Remember what I said earlier. Everyone continues to have a job. That said, I am expecting the size of this department to shrink. Our staffing in these areas is higher than most peer institutions. We will reduce staffing through vacancies and by moving people to new roles. I plan to use the savings we generate to create new positions for opportunities and areas of growth we identify.
Scholarly Resources and Facilities
Beth Farwell, Associate Director of Central Libraries
Beth’s team will include Ramona McKeown, Don Ward, stacks management (Robert Lugo and Russ Garrett), binding and preservation (Martha Dowdy and Frank Jasek).
1st Charge = To develop and implement a plan for collections, collection space, and access for an emerging, 21st-century research library.

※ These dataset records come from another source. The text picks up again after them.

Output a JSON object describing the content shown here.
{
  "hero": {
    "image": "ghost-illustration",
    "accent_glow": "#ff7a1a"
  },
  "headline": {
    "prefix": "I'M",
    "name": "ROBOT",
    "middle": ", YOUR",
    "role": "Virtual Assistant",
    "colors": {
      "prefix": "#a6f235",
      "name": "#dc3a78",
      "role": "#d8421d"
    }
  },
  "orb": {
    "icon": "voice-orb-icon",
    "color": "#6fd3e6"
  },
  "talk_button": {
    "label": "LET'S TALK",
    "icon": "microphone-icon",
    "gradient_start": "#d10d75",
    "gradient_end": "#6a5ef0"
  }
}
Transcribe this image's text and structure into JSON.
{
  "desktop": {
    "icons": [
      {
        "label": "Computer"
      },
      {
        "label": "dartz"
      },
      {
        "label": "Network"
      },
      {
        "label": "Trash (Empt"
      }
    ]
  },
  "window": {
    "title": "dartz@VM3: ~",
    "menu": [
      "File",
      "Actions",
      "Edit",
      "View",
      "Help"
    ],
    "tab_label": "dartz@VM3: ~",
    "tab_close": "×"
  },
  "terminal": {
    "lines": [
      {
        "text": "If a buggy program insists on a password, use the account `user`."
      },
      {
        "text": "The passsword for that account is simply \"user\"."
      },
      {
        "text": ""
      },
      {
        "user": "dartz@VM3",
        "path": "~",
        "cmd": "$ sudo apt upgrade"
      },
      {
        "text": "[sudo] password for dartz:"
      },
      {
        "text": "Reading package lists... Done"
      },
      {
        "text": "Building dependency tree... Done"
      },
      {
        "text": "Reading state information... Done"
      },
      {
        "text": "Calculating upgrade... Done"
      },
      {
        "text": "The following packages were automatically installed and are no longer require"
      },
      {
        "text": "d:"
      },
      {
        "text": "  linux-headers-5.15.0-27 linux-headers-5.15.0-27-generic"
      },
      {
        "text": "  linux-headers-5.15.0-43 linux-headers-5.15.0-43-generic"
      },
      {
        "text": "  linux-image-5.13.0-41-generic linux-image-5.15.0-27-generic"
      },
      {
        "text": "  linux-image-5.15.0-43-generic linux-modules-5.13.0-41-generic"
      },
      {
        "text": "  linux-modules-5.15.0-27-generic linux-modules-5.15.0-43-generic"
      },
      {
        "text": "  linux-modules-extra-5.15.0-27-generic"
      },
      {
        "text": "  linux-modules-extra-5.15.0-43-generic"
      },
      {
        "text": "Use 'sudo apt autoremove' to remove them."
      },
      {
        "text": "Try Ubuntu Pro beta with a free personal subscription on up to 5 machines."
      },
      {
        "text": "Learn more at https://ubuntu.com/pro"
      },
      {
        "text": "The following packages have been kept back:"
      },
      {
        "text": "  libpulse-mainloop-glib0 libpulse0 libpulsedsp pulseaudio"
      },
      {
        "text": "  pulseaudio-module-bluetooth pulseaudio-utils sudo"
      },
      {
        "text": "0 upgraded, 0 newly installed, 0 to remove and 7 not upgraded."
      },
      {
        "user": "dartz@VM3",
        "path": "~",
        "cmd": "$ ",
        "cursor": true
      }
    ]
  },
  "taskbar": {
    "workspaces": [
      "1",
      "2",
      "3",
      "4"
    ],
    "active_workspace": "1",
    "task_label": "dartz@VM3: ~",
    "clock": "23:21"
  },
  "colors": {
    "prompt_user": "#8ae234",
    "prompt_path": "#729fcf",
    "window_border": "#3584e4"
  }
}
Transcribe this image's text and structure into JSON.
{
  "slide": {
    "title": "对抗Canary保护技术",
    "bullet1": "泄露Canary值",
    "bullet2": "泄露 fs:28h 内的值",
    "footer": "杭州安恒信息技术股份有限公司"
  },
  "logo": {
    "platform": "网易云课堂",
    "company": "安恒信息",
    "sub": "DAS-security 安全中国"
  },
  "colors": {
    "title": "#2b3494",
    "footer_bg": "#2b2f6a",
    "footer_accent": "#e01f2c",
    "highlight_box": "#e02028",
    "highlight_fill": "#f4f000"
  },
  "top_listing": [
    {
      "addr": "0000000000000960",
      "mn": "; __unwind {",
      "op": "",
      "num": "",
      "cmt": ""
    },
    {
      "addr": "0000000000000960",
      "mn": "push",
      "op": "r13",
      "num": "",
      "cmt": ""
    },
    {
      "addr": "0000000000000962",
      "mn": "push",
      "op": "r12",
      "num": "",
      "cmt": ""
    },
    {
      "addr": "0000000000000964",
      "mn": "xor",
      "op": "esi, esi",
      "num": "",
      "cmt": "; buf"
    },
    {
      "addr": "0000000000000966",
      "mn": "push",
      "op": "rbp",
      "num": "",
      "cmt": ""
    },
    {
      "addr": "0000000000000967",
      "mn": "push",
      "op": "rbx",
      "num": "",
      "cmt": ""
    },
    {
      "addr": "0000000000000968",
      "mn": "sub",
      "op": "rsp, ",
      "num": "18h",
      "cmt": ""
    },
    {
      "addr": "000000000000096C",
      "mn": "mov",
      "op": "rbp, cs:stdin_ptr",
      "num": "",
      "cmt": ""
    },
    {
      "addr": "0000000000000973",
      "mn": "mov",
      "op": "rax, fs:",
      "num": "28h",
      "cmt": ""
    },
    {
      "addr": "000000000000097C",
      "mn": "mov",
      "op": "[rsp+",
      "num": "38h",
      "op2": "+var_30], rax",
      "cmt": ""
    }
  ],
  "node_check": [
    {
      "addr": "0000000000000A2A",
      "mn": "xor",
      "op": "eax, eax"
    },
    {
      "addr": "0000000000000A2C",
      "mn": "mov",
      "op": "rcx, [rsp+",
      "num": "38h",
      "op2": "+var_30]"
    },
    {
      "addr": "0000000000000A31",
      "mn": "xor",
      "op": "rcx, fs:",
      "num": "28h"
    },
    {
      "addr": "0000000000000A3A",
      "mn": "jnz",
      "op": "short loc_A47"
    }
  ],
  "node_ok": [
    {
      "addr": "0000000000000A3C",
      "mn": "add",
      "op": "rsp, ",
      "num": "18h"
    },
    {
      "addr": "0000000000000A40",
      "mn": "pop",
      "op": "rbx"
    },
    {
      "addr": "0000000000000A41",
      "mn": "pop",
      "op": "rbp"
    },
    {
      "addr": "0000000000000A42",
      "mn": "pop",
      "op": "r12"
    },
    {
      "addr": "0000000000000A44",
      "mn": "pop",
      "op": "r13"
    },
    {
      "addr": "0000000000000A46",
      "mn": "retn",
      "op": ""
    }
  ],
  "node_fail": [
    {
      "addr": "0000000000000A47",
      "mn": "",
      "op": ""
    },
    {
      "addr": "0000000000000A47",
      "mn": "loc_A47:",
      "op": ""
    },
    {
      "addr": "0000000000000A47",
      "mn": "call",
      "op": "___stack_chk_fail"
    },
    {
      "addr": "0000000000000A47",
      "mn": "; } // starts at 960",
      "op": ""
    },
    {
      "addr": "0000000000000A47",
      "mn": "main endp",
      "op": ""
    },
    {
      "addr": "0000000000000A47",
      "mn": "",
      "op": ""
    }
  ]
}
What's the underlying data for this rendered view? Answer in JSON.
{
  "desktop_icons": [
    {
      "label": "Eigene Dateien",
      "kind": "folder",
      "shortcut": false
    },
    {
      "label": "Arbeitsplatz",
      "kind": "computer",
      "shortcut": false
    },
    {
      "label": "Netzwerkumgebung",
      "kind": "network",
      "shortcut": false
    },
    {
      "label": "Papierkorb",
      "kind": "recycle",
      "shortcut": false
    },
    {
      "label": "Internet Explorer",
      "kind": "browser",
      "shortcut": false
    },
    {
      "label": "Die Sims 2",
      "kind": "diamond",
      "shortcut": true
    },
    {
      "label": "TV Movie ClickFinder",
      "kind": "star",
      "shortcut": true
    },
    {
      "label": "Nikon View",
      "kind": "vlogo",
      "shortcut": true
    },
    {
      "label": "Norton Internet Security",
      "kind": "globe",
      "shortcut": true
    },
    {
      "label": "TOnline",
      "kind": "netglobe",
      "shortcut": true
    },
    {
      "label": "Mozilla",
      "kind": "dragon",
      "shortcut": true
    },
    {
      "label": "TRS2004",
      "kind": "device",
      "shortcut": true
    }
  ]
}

As we look to the future we need to rethink how we are spending our library materials budget – whether the “big deal” journal packages are a “good deal,” whether distribution of collection building and budget monitoring makes sense, where we should rely on others rather than purchase ourselves, how we should approach the relationship between electronic and print monograph purchasing, how we can optimize our consortial and membership relationships.
2nd Charge = To build and promote the use of focused special collections in the Central Libraries
Our changes in the Central Libraries are facilitating a change Dean Orr has been thinking about for some time. Kathy Hillman’s duties have grown substantially in the last year, including her added responsibilities as Director of the Keston Center and her increased work on our behalf with Library Fellows, Library Board of Advisors, and our other donors. Her work with the emerging Baptist Studies Center for Research also promises to take additional time as that endeavor moves forward. Therefore Pattie is reshaping Kathy’s duties to focus on these areas of responsibility as Director of Baptist Collections and Library Advancement. Kathy will also retain the title of Director of the Keston Center. She will continue to coordinate the exhibits among the various libraries as well.
As Beth will now have broad responsibilities for shaping the future direction of the collection, it made sense for her to absorb responsibility for the Central Libraries’ special collections. Pattie, Kathy, Beth and I will work together on transitioning duties related to the Central Libraries’ special collections.
Other responsibilities = Manage day-to-day facilities, stacks, and preservation issues, and Beth will serve as my backup when I am out of the office.
Moving to the Electronic Library
We determined the logical place for course reserves, because of their work with Sierra and copyright issues, is the Electronic Library. Brenda Anderson will report to Denyse Rodgers.
What remains to be done?
The short answer is “Lots!”: Student worker distribution; some space planning; updating reporting lines, time card approvers and proxies; some new job descriptions; and much more.
I expect one question for staff, with this coming at this particular time of year, is who will do your annual performance review. Our plan is to have your old supervisor complete the review, but to include your new supervisor, if there is a change, in the review meeting.
For the time being – and this is important – keep doing what you have been doing. I don’t want the old Access Services team to abandon the service points until we have a plan in place to staff the service points under Liaison Services! I don’t want Brenda wandering around on the Garden Level looking for a place to work!
Next steps
This afternoon we will have brief meetings in Creekmore with each of our new departments to fill in a few details, answer questions, and get your help figuring out what comes next, and what we haven’t thought about yet.
2:30 - 3:00 Scholarly Resources & Facilities
3:15 – 3:45 Delivery Services
4:00 – 4:30 Liaison Services
We have time now for some questions, especially those that are about the overall changes.